El expresidente de la Generalitat Carles Puigdemont ha considerado este martes que el juicio a los líderes independentistas, que ha empezado en el Tribunal Supremo, es una “prueba de estrés para la democracia española” y para su sistema judicial. Desde Berlín, donde ha ofrecido una rueda de prensa, Puigdemont ha pedido a sus compañeros del ‘procés’ que se sientan en el banquillo de los acusados por no haber huido como hizo el que sean “fuertes”, y que tengan “ánimo y confianza” durante todo el juicio porque “deben estar orgullosos del ejemplo que están dando”.

“Durante el juicio se desenmascararán muchas de las construcciones que nos han llevado hasta aquí. No olvidemos que la única acusación particular es la de un partido de ultraderecha franquista, Vox, lo que demuestra que es un juicio político”, ha sostenido. Ha asegurado que “siempre” estará a “disposición de la justicia”, pero de una justicia “justa y correcta”, algo que, en su opinión, “no es posible en España” actualmente. “Si llegamos a organizar el referéndum del 1 de octubre es porque las demandas para hacer un referéndum pactado fueron rechazadas”, argumentó el expresidente.

Puigdemont se encuentra en Berlín invitado por la organización Cinema for Peace, que aprovecha la celebración del festival de cine de la capital alemana, la Berlinale, para organizar una serie de actos paralelos en los que participan políticos y activistas. El expresidente de la Generalitat ya estuvo ayer por la tarde presente en la gala que tradicionalmente organiza Cinema for Peace durante la Berlinale y hoy tiene previsto participar en un acto convocado en el Reichstag, el edificio principal del Parlamento alemán. Allí, subrayó que su papel en Berlín estos días es el de “dar voz” a “los que enfrentan a un juicio completamente injusto” y aprovechar “la oportunidad” para “denunciar esta situación”.

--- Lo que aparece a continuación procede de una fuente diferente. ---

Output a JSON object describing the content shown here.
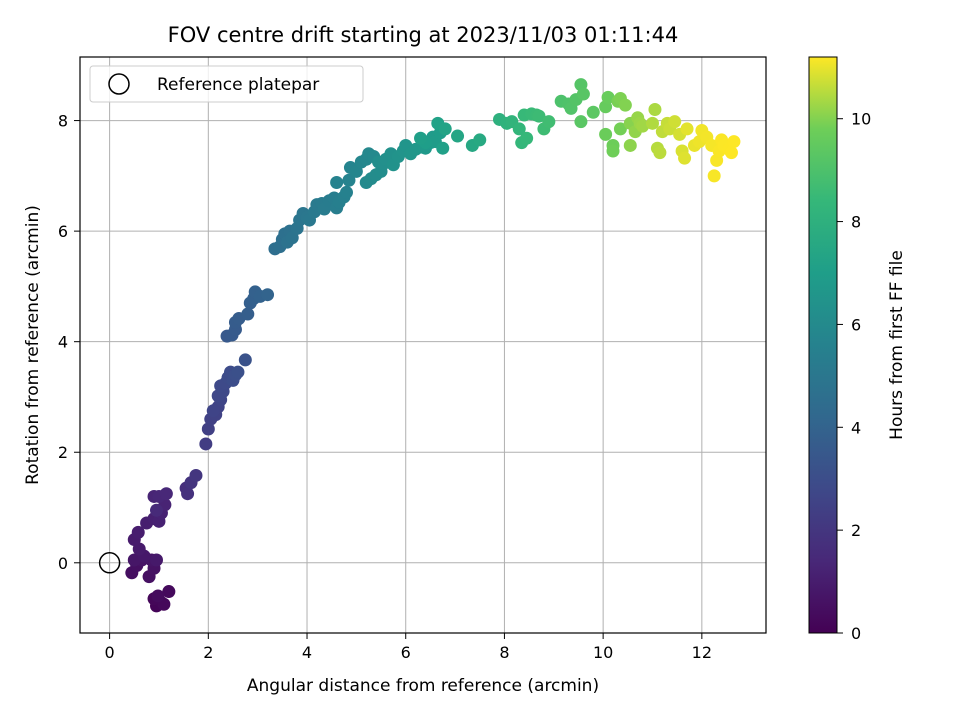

Este martes, en su comparecencia ante los medios, ha calificado de “enorme fracaso” y de “pinchazo” la manifestación de “la derecha y la ultraderecha” el pasado domingo en Madrid y, por tanto, no ha considerado una “amenaza” la convocatoria de elecciones generales. Esa posibilidad -y que la derecha se hiciese con el Gobierno en Madrid- era una “amenaza plausible” antes del domingo -ha argumentado- pero el poder de convocatoria demostrado hace que este peligro se haya disuelto.

El expresidente ha acusado además al líder del Partido Popular, Pablo Casado, de ir con “una botella de gasolina” en la mano, provocando “incendios” y ha tildado de “franquista” a Vox. “La derecha y la ultraderecha están lejos de dar facilidades”, ha señalado. A su juicio, no ha habido avances con el actual Ggobierno socialista porque, pese a cierto mensajes, la situación ahora está “en el mismo punto” que con el anterior Ejecutivo, del conservador Mariano Rajoy. “El hecho de invocar la posibilidad de un relator independiente ha generado una crisis bestial. No quiero ni imaginar el día que podamos sentarnos a la mesa”, ha apuntado.